Tag Archives: ideaswatch.com

Proving Again that Business Ideas Have no Value

Hold a mirror up to a mirror, and you get some kind of representation of infinity, or something like infinity, intriguing but hard to explain. Just do it.

That’s something like what happened to me yesterday with a riff on business ideas. It started with my first view ideaswatch.com, which is a new website where people can suggest, list, and discuss new business ideas. Think of things you want. Things you wish existed. Those are business ideas.

I love it for several reasons: new business ideas are fun; they’re not owned so they shouldn’t be hoarded; they stimulate entrepreneurs; and the site seems well done. And this reinforces my own insistence that too many people overvalue business ideas; that an idea without implementation is just an idea, worth nothing. So why not share?

But it gets better. I clicked onto the site and started browsing the ideas already posted, and I found this one, called “Startup Failures.” Just to make it clear, the image here isn’t the main page.
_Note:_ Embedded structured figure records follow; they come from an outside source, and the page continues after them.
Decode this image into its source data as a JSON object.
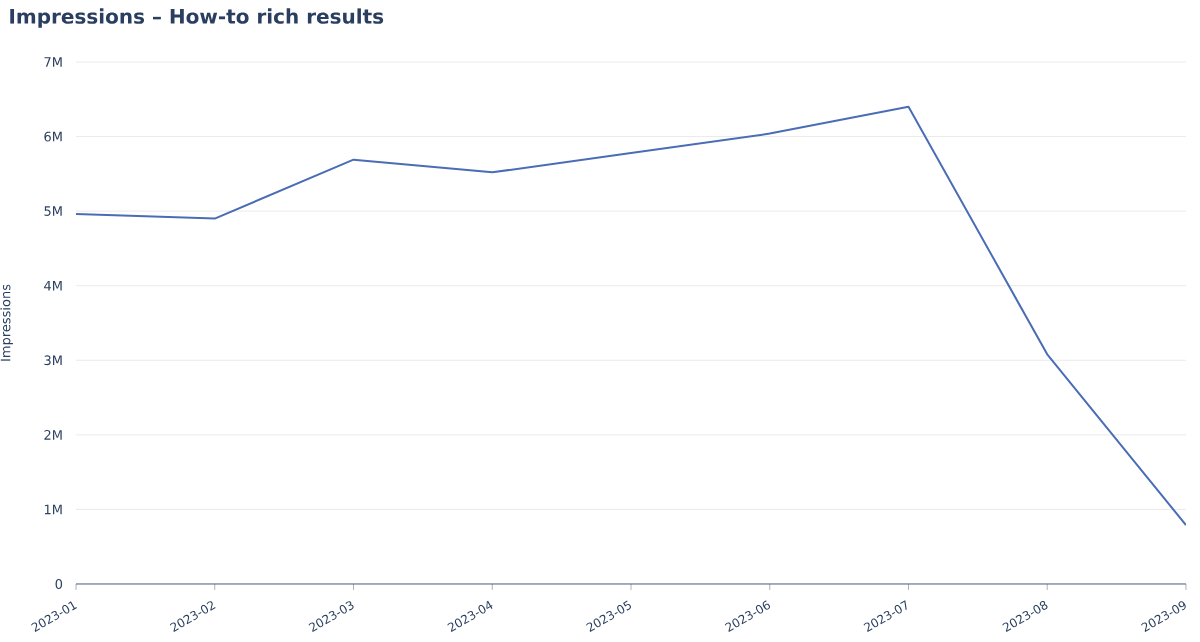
{
  "chart_data": {
    "type": "line",
    "title": "Impressions – How-to rich results",
    "ylabel": "Impressions",
    "categories": [
      "2023-01",
      "2023-02",
      "2023-03",
      "2023-04",
      "2023-05",
      "2023-06",
      "2023-07",
      "2023-08",
      "2023-09"
    ],
    "series": [
      {
        "color": "#4a6db5",
        "values": [
          4960000,
          4900000,
          5690000,
          5520000,
          5780000,
          6040000,
          6400000,
          3080000,
          790000
        ]
      }
    ],
    "ylim": [
      0,
      7000000
    ],
    "yticks": [
      0,
      {
        "value": 1000000,
        "label": "1M"
      },
      {
        "value": 2000000,
        "label": "2M"
      },
      {
        "value": 3000000,
        "label": "3M"
      },
      {
        "value": 4000000,
        "label": "4M"
      },
      {
        "value": 5000000,
        "label": "5M"
      },
      {
        "value": 6000000,
        "label": "6M"
      },
      {
        "value": 7000000,
        "label": "7M"
      }
    ],
    "grid": "y",
    "marker": "none",
    "line_style": "solid"
  }
}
It’s a specific idea, one of hundreds posted on the site.

In case you can’t read the fine print, the idea is:

What if there was a website where people shared their startup failures so others can learn from that.

Which is where we start ruminating on the nature of ideas, and how nobody really owns an idea. Because:

  • First,  there already is something like that, The Mistake Bank, the work of my friend John Cadell. It’s not specifically about failed startups, but its tagline is: learning from faux pas, miscalculations and decisions gone wrong. I posted about it here on this blog last month.
  • Just last weekend, by complete coincidence, none other but my daughter Megan was on twitter musing about roughly the same thing. The source tweet isn’t exactly the same thing, but it’s close. And their tweets were picked up by others. So people like the idea.

So we have a cool site encouraging people to post and discuss new ideas, and we have a new idea I found there, that’s a good idea, that I’d like to see exist. And we see here that, like all cool ideas, it’s already percolating. It’s out there.

And whoever makes it work deserves to make the money. If you, for example, take this and make money on it, then you and nobody else deserves the money. The value is building the business, not having the idea.